There’s no doubt the diet is healthy: one to two quarts of carrot juice each day mixed with barley green powder, lunch and dinner of raw salads with an occasional baked potato or brown rice. No meat. No dairy. No coffee. No sugar. And absolutely no processed food.

Doctors say the Hallelujah Diet, like other low-fat, high-fiber diets, may be good preventative medicine, but it won’t kill cancer cells.”I’ve seen no data whatsoever that eating fruits and vegetables will cure cancer,”said Joel Tepper, the chairman of the Department of Radiation Oncology at the University of North Carolina at Chapel Hill.

Tepper said studies have shown that most people who benefit from alternative therapies, such as diets, have also been treated by conventional medicine as well, so it’s hard to tell where the cure has come from.

The Rev. George Malkmus was converted twice in his life: first by Billy Graham in a 1957 crusade in New York City, and again by a Texas preacher, who introduced him to a radically natural diet in 1976. The first conversion made him a church pastor. The second has turned him into a health-food fundamentalist.

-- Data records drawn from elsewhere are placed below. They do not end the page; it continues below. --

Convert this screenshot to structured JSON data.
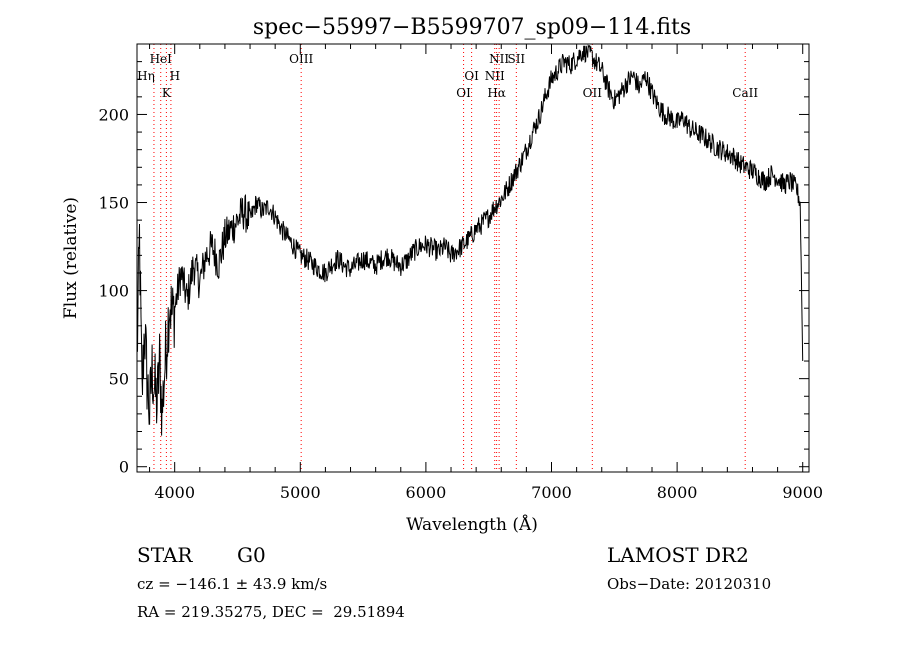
{
  "chart_data": {
    "type": "line",
    "title": "spec−55997−B5599707_sp09−114.fits",
    "xlabel": "Wavelength (Å)",
    "ylabel": "Flux (relative)",
    "xlim": [
      3700,
      9050
    ],
    "ylim": [
      -3,
      240
    ],
    "xticks": [
      4000,
      5000,
      6000,
      7000,
      8000,
      9000
    ],
    "yticks": [
      0,
      50,
      100,
      150,
      200
    ],
    "grid": false,
    "legend": "none",
    "line_color": "#000000",
    "marker_color": "#ff0000",
    "series": [
      {
        "x": [
          3700,
          3720,
          3740,
          3760,
          3780,
          3800,
          3820,
          3840,
          3860,
          3880,
          3900,
          3920,
          3940,
          3960,
          3980,
          4000,
          4050,
          4100,
          4150,
          4200,
          4250,
          4300,
          4350,
          4400,
          4450,
          4500,
          4550,
          4600,
          4650,
          4700,
          4750,
          4800,
          4850,
          4900,
          4950,
          5000,
          5050,
          5100,
          5150,
          5200,
          5250,
          5300,
          5350,
          5400,
          5450,
          5500,
          5550,
          5600,
          5650,
          5700,
          5750,
          5800,
          5850,
          5900,
          5950,
          6000,
          6050,
          6100,
          6150,
          6200,
          6250,
          6300,
          6350,
          6400,
          6450,
          6500,
          6550,
          6600,
          6650,
          6700,
          6750,
          6800,
          6850,
          6900,
          6950,
          7000,
          7050,
          7100,
          7150,
          7200,
          7250,
          7300,
          7350,
          7400,
          7450,
          7500,
          7550,
          7600,
          7650,
          7700,
          7750,
          7800,
          7850,
          7900,
          7950,
          8000,
          8050,
          8100,
          8150,
          8200,
          8250,
          8300,
          8350,
          8400,
          8450,
          8500,
          8550,
          8600,
          8650,
          8700,
          8750,
          8800,
          8850,
          8900,
          8950,
          8980,
          9000
        ],
        "y": [
          60,
          130,
          40,
          80,
          50,
          30,
          55,
          45,
          35,
          60,
          30,
          55,
          75,
          95,
          85,
          90,
          110,
          95,
          115,
          105,
          120,
          125,
          115,
          130,
          135,
          140,
          145,
          140,
          150,
          145,
          148,
          142,
          135,
          130,
          125,
          120,
          118,
          115,
          112,
          110,
          115,
          118,
          114,
          112,
          115,
          118,
          116,
          114,
          118,
          120,
          116,
          114,
          117,
          122,
          125,
          126,
          124,
          122,
          125,
          120,
          123,
          126,
          130,
          135,
          138,
          142,
          148,
          152,
          158,
          165,
          172,
          180,
          190,
          198,
          210,
          220,
          225,
          230,
          228,
          232,
          236,
          235,
          230,
          225,
          215,
          208,
          212,
          218,
          222,
          215,
          222,
          212,
          205,
          200,
          198,
          195,
          198,
          192,
          190,
          188,
          185,
          182,
          180,
          178,
          176,
          172,
          170,
          168,
          165,
          162,
          166,
          164,
          160,
          162,
          158,
          150,
          60
        ]
      }
    ],
    "lines_markers": [
      {
        "label": "HeI",
        "x": 3889,
        "row": 1
      },
      {
        "label": "Hη",
        "x": 3835,
        "row": 2
      },
      {
        "label": "H",
        "x": 3970,
        "row": 2
      },
      {
        "label": "K",
        "x": 3934,
        "row": 3
      },
      {
        "label": "OIII",
        "x": 5007,
        "row": 1
      },
      {
        "label": "OI",
        "x": 6364,
        "row": 2
      },
      {
        "label": "OI",
        "x": 6300,
        "row": 3
      },
      {
        "label": "NII",
        "x": 6583,
        "row": 1
      },
      {
        "label": "SII",
        "x": 6720,
        "row": 1
      },
      {
        "label": "NII",
        "x": 6548,
        "row": 2
      },
      {
        "label": "Hα",
        "x": 6563,
        "row": 3
      },
      {
        "label": "OII",
        "x": 7325,
        "row": 3
      },
      {
        "label": "CaII",
        "x": 8542,
        "row": 3
      }
    ]
  },
  "info": {
    "object_class": "STAR",
    "subclass": "G0",
    "survey": "LAMOST DR2",
    "cz": "cz = −146.1 ± 43.9 km/s",
    "obs_date": "Obs−Date: 20120310",
    "coords": "RA = 219.35275, DEC =  29.51894"
  }
}
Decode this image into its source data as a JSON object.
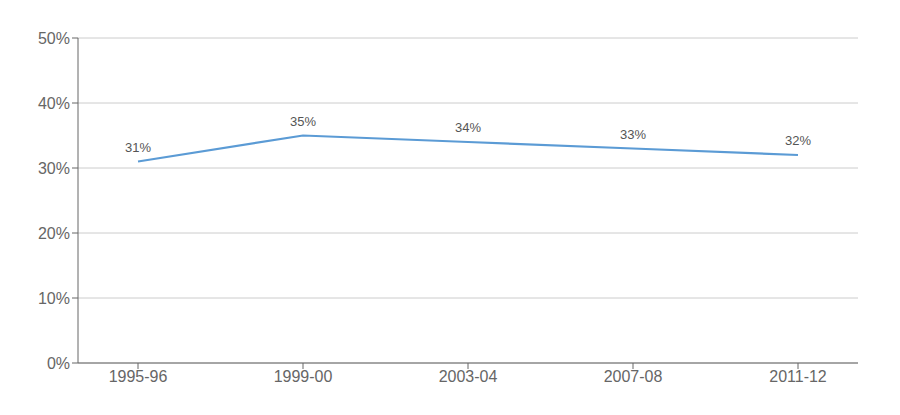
{
  "chart_data": {
    "type": "line",
    "categories": [
      "1995-96",
      "1999-00",
      "2003-04",
      "2007-08",
      "2011-12"
    ],
    "values": [
      0.31,
      0.35,
      0.34,
      0.33,
      0.32
    ],
    "value_labels": [
      "31%",
      "35%",
      "34%",
      "33%",
      "32%"
    ],
    "color": "#5b9bd5",
    "ylim": [
      0,
      0.5
    ],
    "yticks": [
      {
        "value": 0,
        "label": "0%"
      },
      {
        "value": 0.1,
        "label": "10%"
      },
      {
        "value": 0.2,
        "label": "20%"
      },
      {
        "value": 0.3,
        "label": "30%"
      },
      {
        "value": 0.4,
        "label": "40%"
      },
      {
        "value": 0.5,
        "label": "50%"
      }
    ],
    "grid": true,
    "data_labels": true
  }
}
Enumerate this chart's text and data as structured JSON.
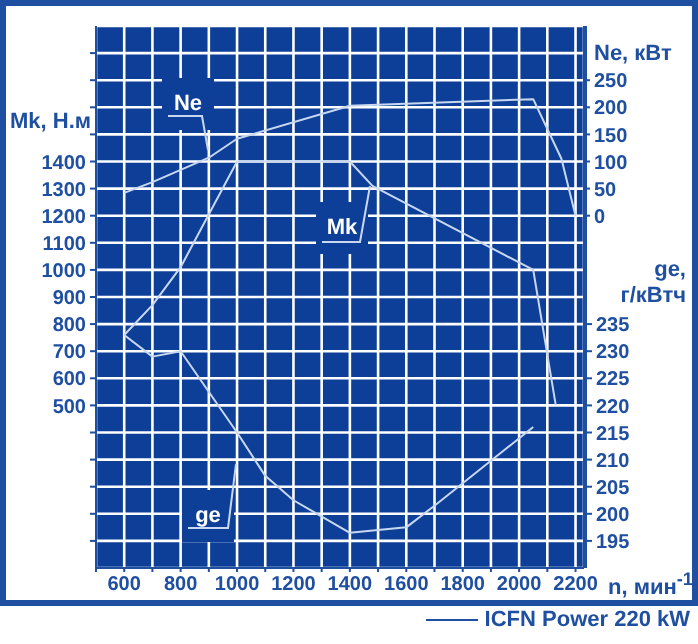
{
  "chart_data": {
    "type": "line",
    "xlabel": "n, мин$^{-1}$",
    "ylabel": "Mk, Н.м",
    "y2label": "Ne, кВт",
    "y3label": "ge, г/кВтч",
    "xlim": [
      500,
      2230
    ],
    "xticks": [
      {
        "value": 500,
        "label": null
      },
      600,
      {
        "value": 700,
        "label": null
      },
      800,
      {
        "value": 900,
        "label": null
      },
      1000,
      {
        "value": 1100,
        "label": null
      },
      1200,
      {
        "value": 1300,
        "label": null
      },
      1400,
      {
        "value": 1500,
        "label": null
      },
      1600,
      {
        "value": 1700,
        "label": null
      },
      1800,
      {
        "value": 1900,
        "label": null
      },
      2000,
      {
        "value": 2100,
        "label": null
      },
      2200
    ],
    "ylim": [
      -100,
      1900
    ],
    "yticks": [
      {
        "value": 0,
        "label": null
      },
      {
        "value": 100,
        "label": null
      },
      {
        "value": 200,
        "label": null
      },
      {
        "value": 300,
        "label": null
      },
      {
        "value": 400,
        "label": null
      },
      500,
      600,
      700,
      800,
      900,
      1000,
      1100,
      1200,
      1300,
      1400,
      {
        "value": 1500,
        "label": null
      },
      {
        "value": 1600,
        "label": null
      },
      {
        "value": 1700,
        "label": null
      },
      {
        "value": 1800,
        "label": null
      }
    ],
    "y2lim": [
      -650,
      350
    ],
    "y2ticks": [
      0,
      50,
      100,
      150,
      200,
      250
    ],
    "y3lim": [
      190,
      290
    ],
    "y3ticks": [
      195,
      200,
      205,
      210,
      215,
      220,
      225,
      230,
      235
    ],
    "grid": true,
    "series": [
      {
        "name": "Mk",
        "color": "#c8d8f0",
        "axis": "y",
        "x": [
          600,
          700,
          800,
          1000,
          1400,
          1480,
          2050,
          2130
        ],
        "values": [
          760,
          870,
          1010,
          1400,
          1400,
          1310,
          1000,
          500
        ]
      },
      {
        "name": "Ne",
        "color": "#c8d8f0",
        "axis": "y2",
        "x": [
          600,
          700,
          900,
          1000,
          1400,
          2050,
          2150,
          2200
        ],
        "values": [
          42,
          62,
          107,
          142,
          203,
          215,
          105,
          0
        ]
      },
      {
        "name": "ge",
        "color": "#c8d8f0",
        "axis": "y3",
        "x": [
          600,
          700,
          800,
          1000,
          1100,
          1200,
          1400,
          1600,
          1700,
          2050
        ],
        "values": [
          233,
          229,
          230,
          215,
          207,
          202.5,
          196.5,
          197.5,
          201.5,
          216
        ]
      }
    ],
    "annotations": [
      "ICFN Power 220 kW"
    ]
  }
}
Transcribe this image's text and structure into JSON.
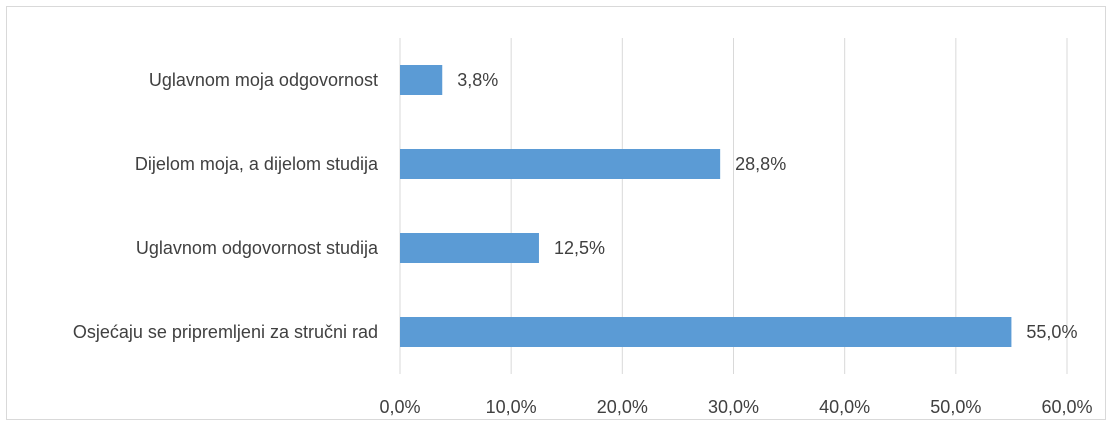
{
  "chart_data": {
    "type": "bar",
    "orientation": "horizontal",
    "title": "",
    "xlabel": "",
    "ylabel": "",
    "categories": [
      "Uglavnom moja odgovornost",
      "Dijelom moja, a dijelom studija",
      "Uglavnom odgovornost studija",
      "Osjećaju se pripremljeni za stručni rad"
    ],
    "values": [
      3.8,
      28.8,
      12.5,
      55.0
    ],
    "value_labels": [
      "3,8%",
      "28,8%",
      "12,5%",
      "55,0%"
    ],
    "xlim": [
      0,
      60
    ],
    "x_ticks": [
      0,
      10,
      20,
      30,
      40,
      50,
      60
    ],
    "x_tick_labels": [
      "0,0%",
      "10,0%",
      "20,0%",
      "30,0%",
      "40,0%",
      "50,0%",
      "60,0%"
    ],
    "grid": "vertical",
    "legend": "none",
    "bar_color": "#5b9bd5",
    "grid_color": "#d9d9d9",
    "text_color": "#404040"
  }
}
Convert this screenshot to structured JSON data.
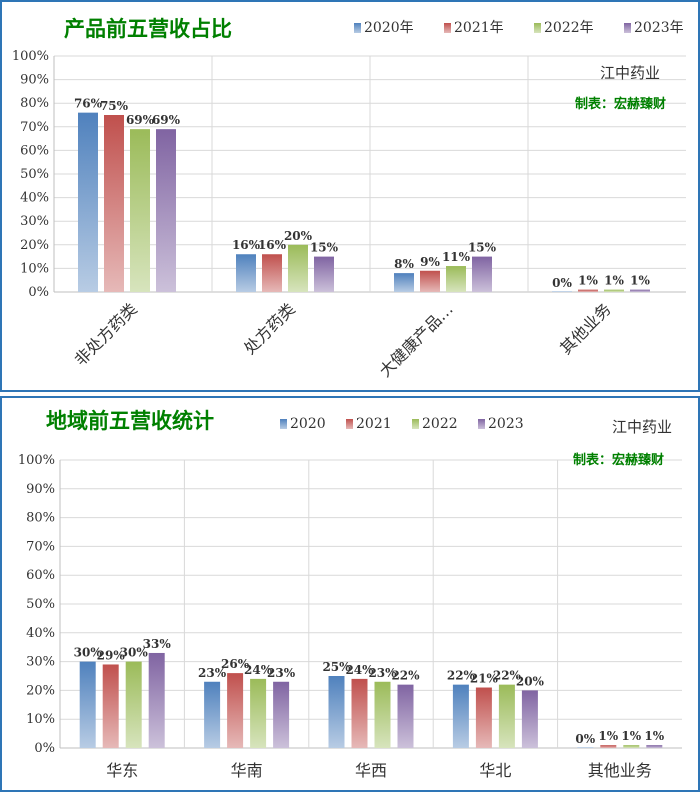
{
  "chart_data": [
    {
      "type": "bar",
      "title": "产品前五营收占比",
      "company": "江中药业",
      "maker": "制表：宏赫臻财",
      "categories": [
        "非处方药类",
        "处方药类",
        "大健康产品…",
        "其他业务"
      ],
      "y_ticks": [
        "0%",
        "10%",
        "20%",
        "30%",
        "40%",
        "50%",
        "60%",
        "70%",
        "80%",
        "90%",
        "100%"
      ],
      "ylim": [
        0,
        100
      ],
      "legend_position": "top-right",
      "series": [
        {
          "name": "2020年",
          "values": [
            76,
            16,
            8,
            0
          ],
          "labels": [
            "76%",
            "16%",
            "8%",
            "0%"
          ]
        },
        {
          "name": "2021年",
          "values": [
            75,
            16,
            9,
            1
          ],
          "labels": [
            "75%",
            "16%",
            "9%",
            "1%"
          ]
        },
        {
          "name": "2022年",
          "values": [
            69,
            20,
            11,
            1
          ],
          "labels": [
            "69%",
            "20%",
            "11%",
            "1%"
          ]
        },
        {
          "name": "2023年",
          "values": [
            69,
            15,
            15,
            1
          ],
          "labels": [
            "69%",
            "15%",
            "15%",
            "1%"
          ]
        }
      ]
    },
    {
      "type": "bar",
      "title": "地域前五营收统计",
      "company": "江中药业",
      "maker": "制表：宏赫臻财",
      "categories": [
        "华东",
        "华南",
        "华西",
        "华北",
        "其他业务"
      ],
      "y_ticks": [
        "0%",
        "10%",
        "20%",
        "30%",
        "40%",
        "50%",
        "60%",
        "70%",
        "80%",
        "90%",
        "100%"
      ],
      "ylim": [
        0,
        100
      ],
      "legend_position": "top-center",
      "series": [
        {
          "name": "2020",
          "values": [
            30,
            23,
            25,
            22,
            0
          ],
          "labels": [
            "30%",
            "23%",
            "25%",
            "22%",
            "0%"
          ]
        },
        {
          "name": "2021",
          "values": [
            29,
            26,
            24,
            21,
            1
          ],
          "labels": [
            "29%",
            "26%",
            "24%",
            "21%",
            "1%"
          ]
        },
        {
          "name": "2022",
          "values": [
            30,
            24,
            23,
            22,
            1
          ],
          "labels": [
            "30%",
            "24%",
            "23%",
            "22%",
            "1%"
          ]
        },
        {
          "name": "2023",
          "values": [
            33,
            23,
            22,
            20,
            1
          ],
          "labels": [
            "33%",
            "23%",
            "22%",
            "20%",
            "1%"
          ]
        }
      ]
    }
  ],
  "colors": {
    "series": [
      "#4f81bd",
      "#c0504d",
      "#9bbb59",
      "#8064a2"
    ],
    "series_light": [
      "#b8cce4",
      "#e6b9b8",
      "#d7e4bd",
      "#ccc1da"
    ],
    "title": "#008000",
    "frame": "#2e75b6"
  }
}
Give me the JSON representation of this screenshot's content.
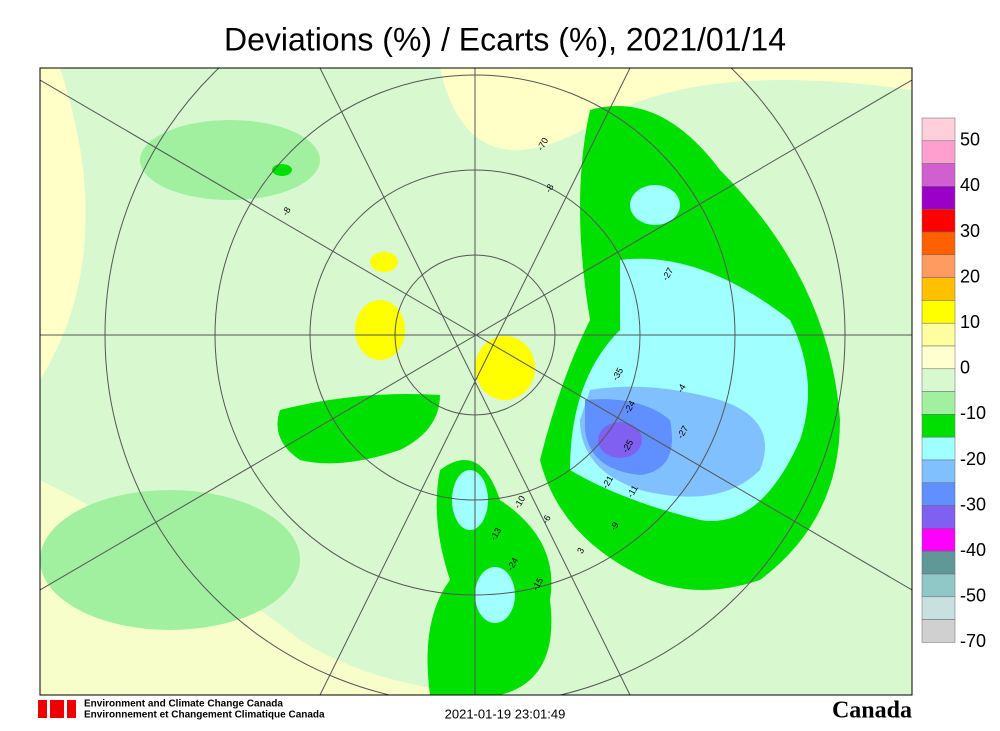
{
  "header": {
    "title": "Deviations (%) / Ecarts (%), 2021/01/14"
  },
  "legend": {
    "labels": [
      50,
      40,
      30,
      20,
      10,
      0,
      -10,
      -20,
      -30,
      -40,
      -50,
      -70
    ],
    "colors": [
      "#ffd0dc",
      "#ff9fd0",
      "#d060d0",
      "#9a00c8",
      "#ff0000",
      "#ff6000",
      "#ff9a60",
      "#ffc000",
      "#ffff00",
      "#ffffa0",
      "#ffffd0",
      "#d8f8d0",
      "#a0f0a0",
      "#00e000",
      "#a0ffff",
      "#80c0ff",
      "#6090ff",
      "#8060f0",
      "#ff00ff",
      "#609898",
      "#90c8c8",
      "#c8e0e0",
      "#d0d0d0"
    ]
  },
  "stations": [
    "-70",
    "-8",
    "-8",
    "-27",
    "-35",
    "-4",
    "-24",
    "-25",
    "-27",
    "-21",
    "-11",
    "-10",
    "-6",
    "-13",
    "-24",
    "-15",
    "3",
    "-9"
  ],
  "footer": {
    "agency_en": "Environment and Climate Change Canada",
    "agency_fr": "Environnement et Changement Climatique Canada",
    "timestamp": "2021-01-19 23:01:49",
    "wordmark": "Canada"
  }
}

Malkmus said he was pastoring a Baptist church in upstate New York in 1976 when he says a chiropractor told him he had developed a cancerous tumor in his colon. Malkmus says he could feel the tumor underneath his rib cage and found blood in his stool. But having watched his mother die of colon cancer after repeated rounds of chemotherapy and radiation, Malkmus, then 42, avoided the medical route. Instead, he sought out a Texas evangelist named Lester Roloff who had a reputation as a”health nut.”Roloff recommended a strict raw fruit and vegetable diet, including one to two quarts of fresh carrot juice each day.

He resigned from his church and devoted himself to health and healing. Within a year, Malkmus claims, his tumor was gone _ and so were his allergies, his hemorrhoids and his dandruff. He began a journey into the counterculture world of alternative health, becoming an organic gardener for the Shangri-La Health Resort in Bonita Springs, Fla., and a few years later bought 50 acres of mountain land in Tennessee, where he lived as self-sufficiently as he could. He pumped water from a spring and used a compost instead of a flush toilet.


Malkmus said he felt great but was discouraged when he tried to reach Christians with his newfound recipe for health.”My preacher brethren turned a deaf ear to me,”Malkmus said.”I said, `This message goes back to God. It’s in the Bible.’ I wrote a book, but nobody wanted to buy it.” In part, that may have been because Malkmus’ convictions were so radical. The author of”The Hallelujah Diet”refuses to see a physician, has not owned health insurance in 23 years and says all pharmaceutical drugs _ including vitamin supplements _ are toxic and may be addictive. As for childhood vaccinations, his latest newsletter suggests they are unsafe.

But in 1992, Malkmus bought a small restaurant in Rogersville, Tenn., and started selling fresh juice and salads. The restaurant was an instant success, and in time, people began listening to Malkmus’ message and buying his books, and his ministry began growing. Two years ago, he moved his operation to an old Bible college in Shelby. He now owns a 23,000-square-foot cinder-block building and 17 acres he wants to farm _ Hallelujah Acres.

The diet minister won’t say just how much Hallelujah Acres is making. He says he doesn’t earn a salary from the ministry and lives off his book royalties and the”love offerings”churches give him when he speaks.

But clearly, the diet sells. Hallelujah Acres employs 25 people who staff the phones and ship his books, tapes, videos, jars of barleygreen and juicers all over the world.”If this ever gets out _ if we get on `Oprah’ or `Larry King Live’ _ we wouldn’t even be able to keep up with it,”he said.”This is literally going to change the world.”